Membrane depolarization occurs after exposure of B. anthracis to CXCL10. (A) B. anthracis parent strain membrane depolarization occurs after exposure to CXCL10 or CTTC. (B) B. anthracis ΔftsX mutant membrane depolarization occurs upon exposure to CXCL10 but not upon exposure to CTTC. The positive control (LL37 at 25 µM) induced membrane depolarization. Exposure to the negative control (CCL5 at 2.8 µM) did not cause membrane depolarization (n = 4 or 5 separate experiments). (C) Killing of the bacteria by CXCL10 or CTTC was correlated with the membrane depolarization assay results obtained under the same conditions (n = 4 or 5 separate experiments). Numbers of CFU per milliliter are plotted on a log scale. (D) Treatment of the B. anthracis ΔftsX mutant with CXCL10 or CTTC at the concentrations indicated results in less killing than treatment of the parent strain shown in panel A (n = 4 or 5 separate experiments). Incubation with the positive control (LL37) resulted in less survival of both strains than of the untreated control strain. The negative control (CCL5) was not bactericidal (n = 4 or 5 separate experiments). Statistical analysis was performed by two-way ANOVA. ns, not significant; *, P ≤ 0.01; **, P ≤ 0.001; ***, P ≤ 0.0001; ****, P < 0.0001.

FIG 6

Hypothetical model of the bifunctional antimicrobial activity of CXCL10 against B. anthracis. (A) FtsE/X-mediated antimicrobial activity of CXCL10. CXCL10 elicits an antimicrobial effect against B. anthracis via an FtsE/X-dependent pathway through the N-terminal portion and/or other regions of CXCL10, independently of the C-terminal α-helix.
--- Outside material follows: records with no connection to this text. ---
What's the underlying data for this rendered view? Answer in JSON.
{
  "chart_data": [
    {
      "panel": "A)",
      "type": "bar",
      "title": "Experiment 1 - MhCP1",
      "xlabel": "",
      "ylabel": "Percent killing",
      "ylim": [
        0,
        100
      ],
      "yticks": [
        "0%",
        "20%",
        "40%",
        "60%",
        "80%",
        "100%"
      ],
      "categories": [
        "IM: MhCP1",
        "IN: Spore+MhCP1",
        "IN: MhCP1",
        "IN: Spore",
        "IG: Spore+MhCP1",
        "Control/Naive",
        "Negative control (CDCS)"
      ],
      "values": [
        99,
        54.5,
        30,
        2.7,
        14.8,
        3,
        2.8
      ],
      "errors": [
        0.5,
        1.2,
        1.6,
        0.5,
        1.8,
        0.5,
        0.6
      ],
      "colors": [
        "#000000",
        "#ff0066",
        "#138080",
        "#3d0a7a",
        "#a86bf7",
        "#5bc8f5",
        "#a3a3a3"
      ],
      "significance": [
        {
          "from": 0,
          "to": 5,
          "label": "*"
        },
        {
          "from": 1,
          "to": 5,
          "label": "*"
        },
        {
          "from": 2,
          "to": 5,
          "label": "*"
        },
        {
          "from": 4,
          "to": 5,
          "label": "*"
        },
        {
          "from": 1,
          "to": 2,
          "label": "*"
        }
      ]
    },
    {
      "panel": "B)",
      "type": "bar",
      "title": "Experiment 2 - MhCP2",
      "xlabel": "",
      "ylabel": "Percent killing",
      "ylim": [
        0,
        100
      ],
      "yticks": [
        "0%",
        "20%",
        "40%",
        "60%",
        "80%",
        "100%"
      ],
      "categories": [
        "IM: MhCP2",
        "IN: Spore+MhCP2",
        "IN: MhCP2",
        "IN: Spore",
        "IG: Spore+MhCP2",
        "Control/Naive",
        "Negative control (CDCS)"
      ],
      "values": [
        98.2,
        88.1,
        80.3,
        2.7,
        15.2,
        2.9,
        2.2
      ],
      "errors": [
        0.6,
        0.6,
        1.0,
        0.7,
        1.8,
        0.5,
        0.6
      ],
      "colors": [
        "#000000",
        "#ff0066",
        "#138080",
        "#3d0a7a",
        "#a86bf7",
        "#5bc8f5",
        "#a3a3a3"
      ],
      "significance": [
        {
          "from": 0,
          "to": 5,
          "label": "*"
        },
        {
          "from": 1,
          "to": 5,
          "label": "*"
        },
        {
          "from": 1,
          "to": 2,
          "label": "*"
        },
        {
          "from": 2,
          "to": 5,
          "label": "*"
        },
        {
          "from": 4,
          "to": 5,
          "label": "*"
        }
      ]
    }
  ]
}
Cell death results through lysis. (B) FtsE/X-independent antimicrobial activity of CXCL10. CXCL10 interacts with B. anthracis in an FtsX-independent manner to cause bacterial killing, likely through interaction or insertion of the C-terminal α-helix into the bacterial membrane, resulting in cell lysis. While the mechanistic pathways are different, both appear to lead to the same result of cell lysis.